Recognising that SMEs and the self-employed represent a significant portion of the workforce and the economic pressures on them, we have repeated our calls for bespoke incentives and support the proposal for vouchers or subsidies prioritising high-quality occupational health (OH) services. In addition, we suggest tax-breaks for therapy for certain non-work-related injury and illness and employer-subsidised access to public gym or sports facilities.
And, in order to help ensure uptake and monitoring, we recommend wide promotion of approved services and the use of performance indicators to help evaluate efficacy. While, to support sustainability, we highlight the need to plan for and develop the OH workforce and the use of anonymised national data on work-related sickness absence and interventions to inform public policy.
Finally, we have also taken the opportunity to reiterate our calls for a strong multidisciplinary approach that harnesses the non-clinical input of trained occupational safety and health professionals (OSH), as part of workplace teams, helping organisations to better manage OSH risks, support rehabilitation and sustain inclusive, diverse workforces.

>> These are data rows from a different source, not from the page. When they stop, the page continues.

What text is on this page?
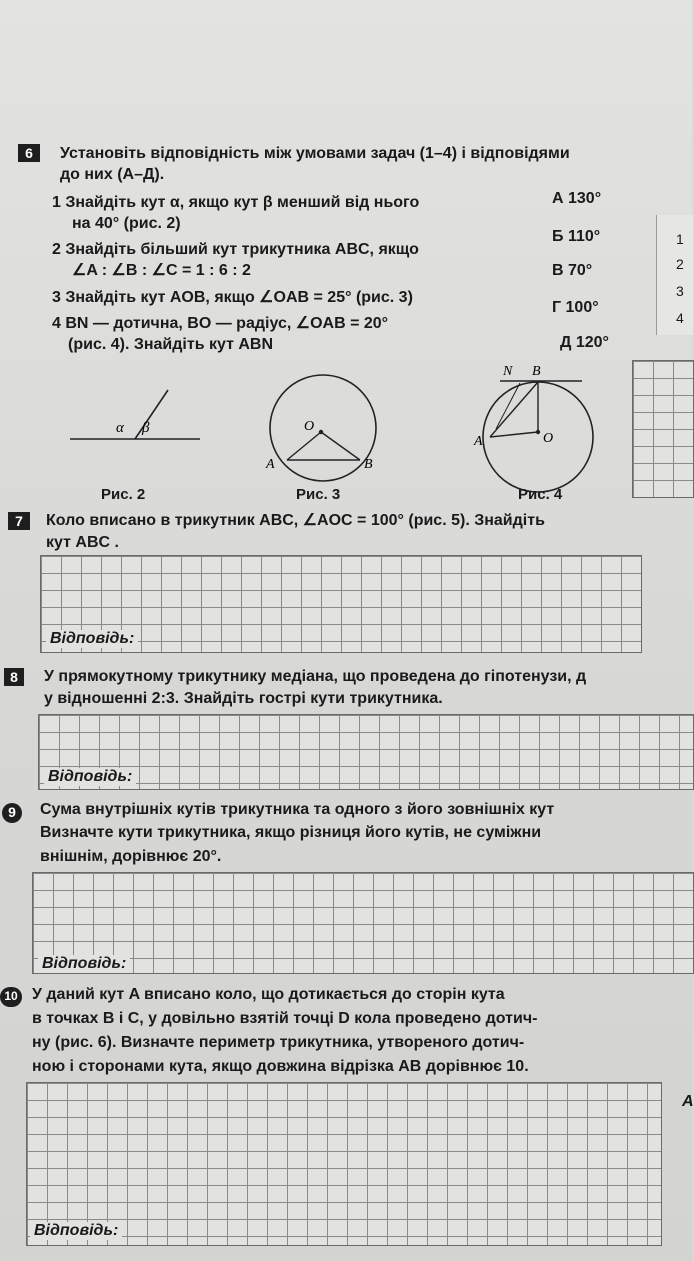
6	Установіть відповідність між умовами задач (1–4) і відповідями
до них (А–Д).
1 Знайдіть кут α, якщо кут β менший від нього
на 40° (рис. 2)
2 Знайдіть більший кут трикутника ABC, якщо
∠A : ∠B : ∠C = 1 : 6 : 2
3 Знайдіть кут AOB, якщо ∠OAB = 25° (рис. 3)
4 BN — дотична, BO — радіус, ∠OAB = 20°
(рис. 4). Знайдіть кут ABN
А 130°
Б 110°
В 70°
Г 100°
Д 120°
1
2
3
4
α β	O
A	B
N B
A	O
Рис. 2	Рис. 3	Рис. 4
7	Коло вписано в трикутник ABC, ∠AOC = 100° (рис. 5). Знайдіть
кут ABC .
Відповідь:
8	У прямокутному трикутнику медіана, що проведена до гіпотенузи, д
у відношенні 2:3. Знайдіть гострі кути трикутника.
Відповідь:
9	Сума внутрішніх кутів трикутника та одного з його зовнішніх кут
Визначте кути трикутника, якщо різниця його кутів, не суміжни
внішнім, дорівнює 20°.
Відповідь:
10 У даний кут A вписано коло, що дотикається до сторін кута
в точках B і C, у довільно взятій точці D кола проведено дотич-
ну (рис. 6). Визначте периметр трикутника, утвореного дотич-
ною і сторонами кута, якщо довжина відрізка AB дорівнює 10.
A
Відповідь:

So, as the UK heads for a new government, it's vital that public policy focus on health at work is properly prioritised. We need to tackle the record numbers of cases of work-related stress, depression or anxiety (last year reaching 602,000 cases) and the 300,000 people with long-term mental health problems losing their jobs each year.
As well as preventing avoidable human suffering, better OSH management can help stem the estimated £22bn annual cost of work-related ill health, with £9.8bn due to new cases and over £12bn due to occupational cancers. These failures make no sense for individuals, for business or for our society. Governments need to value health at work as a top priority and fully resource effective long-term strategies as an investment for everyone's future, not a cost.